Sound.removeSound()メソッドは、引数に渡したサウンドを消します。引数はサウンドのパスか、登録のときに定めた識別子(id)の文字列、あるいはそれらをsrcやidというプロパティに納めたオブジェクトです。サウンドが正しく除けたらtrue、そうでなければfalseを返します。サウンドをオブジェクトのかたちでいくつでも配列に納めて渡せるのが、Sound.removeManifest()メソッドです。それぞれのサウンドが正しく消せたかどうかを、ブール値のエレメントとして配列に入れて返します。Sound.removeAllSounds()メソッドには引数がなく、登録されたすべてのサウンドを除きます。

これらのメソッドは、サウンドのプリロードなどの準備を取りやめ、再生されているサウンドは消して、内部的に使われているSoundChannelオブジェクトも開放します。ただし、再生されたサウンドのSoundInstanceオブジェクトへの参照は、別途外すべきでしょう。

確認されている問題

Sound.removeSound()あるいはSound.removeManifest()メソッドを呼出しても、サウンドの再生が止まりません。

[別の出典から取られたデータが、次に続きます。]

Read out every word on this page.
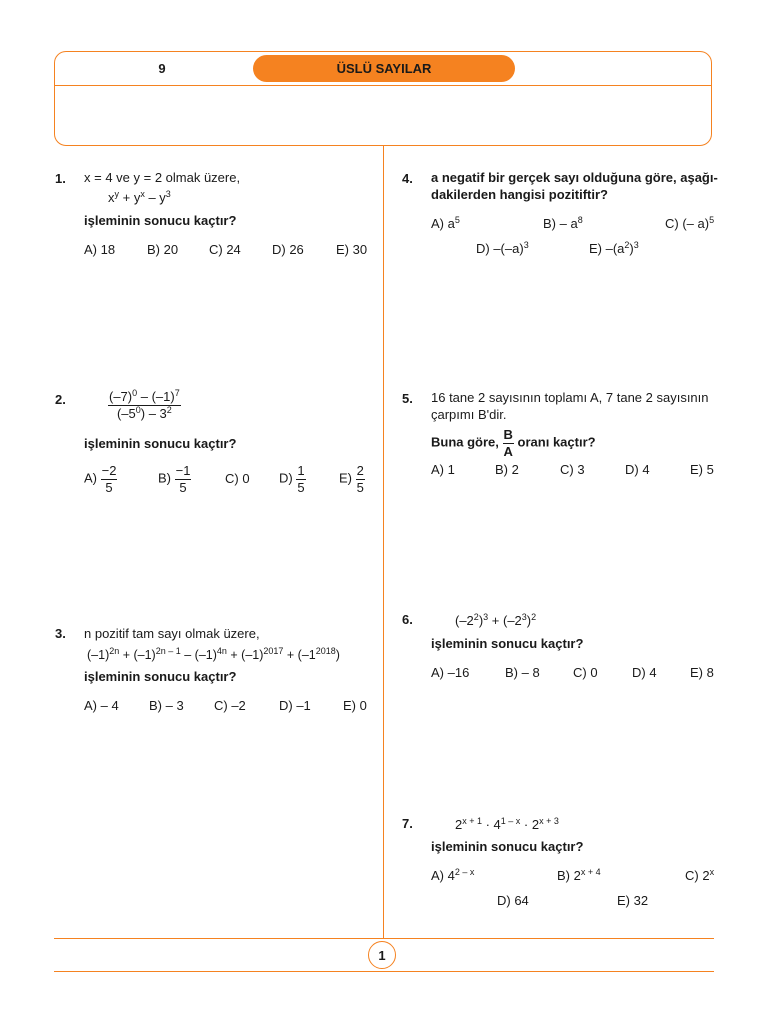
9	ÜSLÜ SAYILAR
1. x = 4 ve y = 2 olmak üzere,
$x^y + y^x - y^3$
işleminin sonucu kaçtır?
A) 18 B) 20 C) 24 D) 26 E) 30
2.	$\frac{(-7)^0 - (-1)^7}{(-5^0) - 3^2}$
işleminin sonucu kaçtır?
$A) \frac{-2}{5}$	$B) \frac{-1}{5}$	C) 0 $D) \frac{1}{5}$	$E) \frac{2}{5}$
3. n pozitif tam sayı olmak üzere,
$(-1)^{2n} + (-1)^{2n - 1} - (-1)^{4n} + (-1)^{2017} + (-1^{2018})$
işleminin sonucu kaçtır?
A) – 4 B) – 3 C) –2	D) –1 E) 0
4. a negatif bir gerçek sayı olduğuna göre, aşağı-
dakilerden hangisi pozitiftir?
A) $a^5$	$B) - a^8$	C) (– a)$^5$
D) $-(-a)^3$	E) $-(a^2)^3$
5. 16 tane 2 sayısının toplamı A, 7 tane 2 sayısının
çarpımı B'dir.
Buna göre, $\frac{B}{A}$ oranı kaçtır?
A) 1	B) 2	C) 3	D) 4	E) 5
6.	$(-2^2)^3 + (-2^3)^2$
işleminin sonucu kaçtır?
A) –16	B) – 8	C) 0	D) 4	E) 8
7.	$2^{x + 1} \cdot 4^{1 - x} \cdot 2^{x + 3}$
işleminin sonucu kaçtır?
A) 4$^{2 - x}$	B) $2^{x + 4}$	C) 2$^x$
D) 64	E) 32
1
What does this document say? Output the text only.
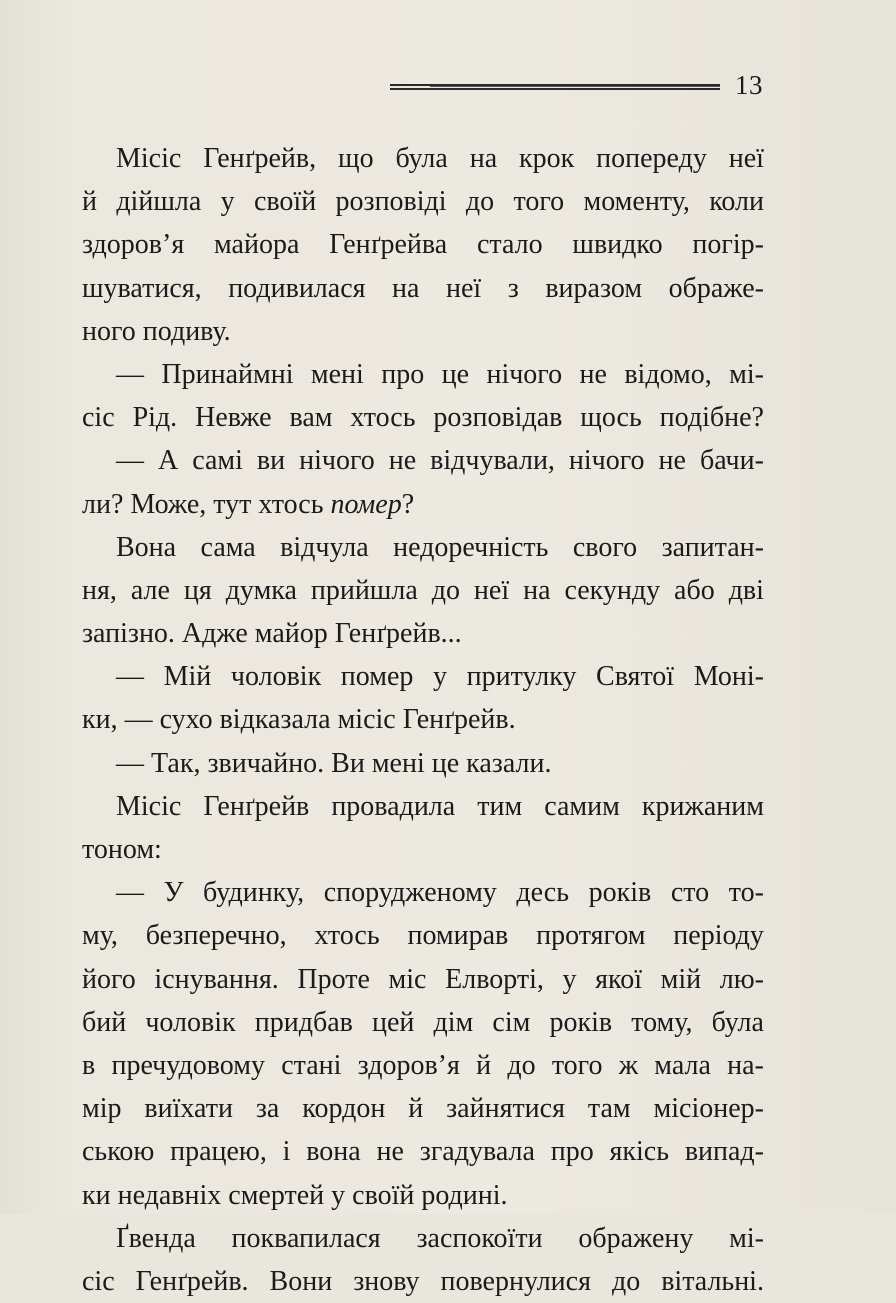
13
Місіс Генґрейв, що була на крок попереду неї
й дійшла у своїй розповіді до того моменту, коли
здоров’я майора Генґрейва стало швидко погір-
шуватися, подивилася на неї з виразом ображе-
ного подиву.
— Принаймні мені про це нічого не відомо, мі-
сіс Рід. Невже вам хтось розповідав щось подібне?
— А самі ви нічого не відчували, нічого не бачи-
ли? Може, тут хтось
помер ?
Вона сама відчула недоречність свого запитан-
ня, але ця думка прийшла до неї на секунду або дві
запізно. Адже майор Генґрейв...
— Мій чоловік помер у притулку Святої Моні-
ки, — сухо відказала місіс Генґрейв.
— Так, звичайно. Ви мені це казали.
Місіс Генґрейв провадила тим самим крижаним
тоном:
— У будинку, спорудженому десь років сто то-
му, безперечно, хтось помирав протягом періоду
його існування. Проте міс Елворті, у якої мій лю-
бий чоловік придбав цей дім сім років тому, була
в пречудовому стані здоров’я й до того ж мала на-
мір виїхати за кордон й зайнятися там місіонер-
ською працею, і вона не згадувала про якісь випад-
ки недавніх смертей у своїй родині.
Ґвенда поквапилася заспокоїти ображену мі-
сіс Генґрейв. Вони знову повернулися до вітальні.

たとえば、以下のjsdo.itのJavaScriptコードは、Sound.registerSound()メソッドで登録したサウンドをロードすると、Sound.loadCompleteイベントのリスナー関数がSound.play()メソッドにより再生を始めます。

input要素のボタンのonclickハンドラは、Sound.removeSound()メソッドを呼出します。けれど、サウンドの再生は止まりません。ボタンをクリックすると、再びSound.registerSound()メソッドでサウンドをロードしますので、繰返し試すことができます。

この問題はCreateJS Supportに報告され、確認されました。2013年6月11日付のGitHubで修正されました。つぎのバージョンのリリースで正規公開されるでしょう。



作成者: 野中文雄
更新日: 2013年6月12日「確認されている問題』がGitHubで修正された旨を追記。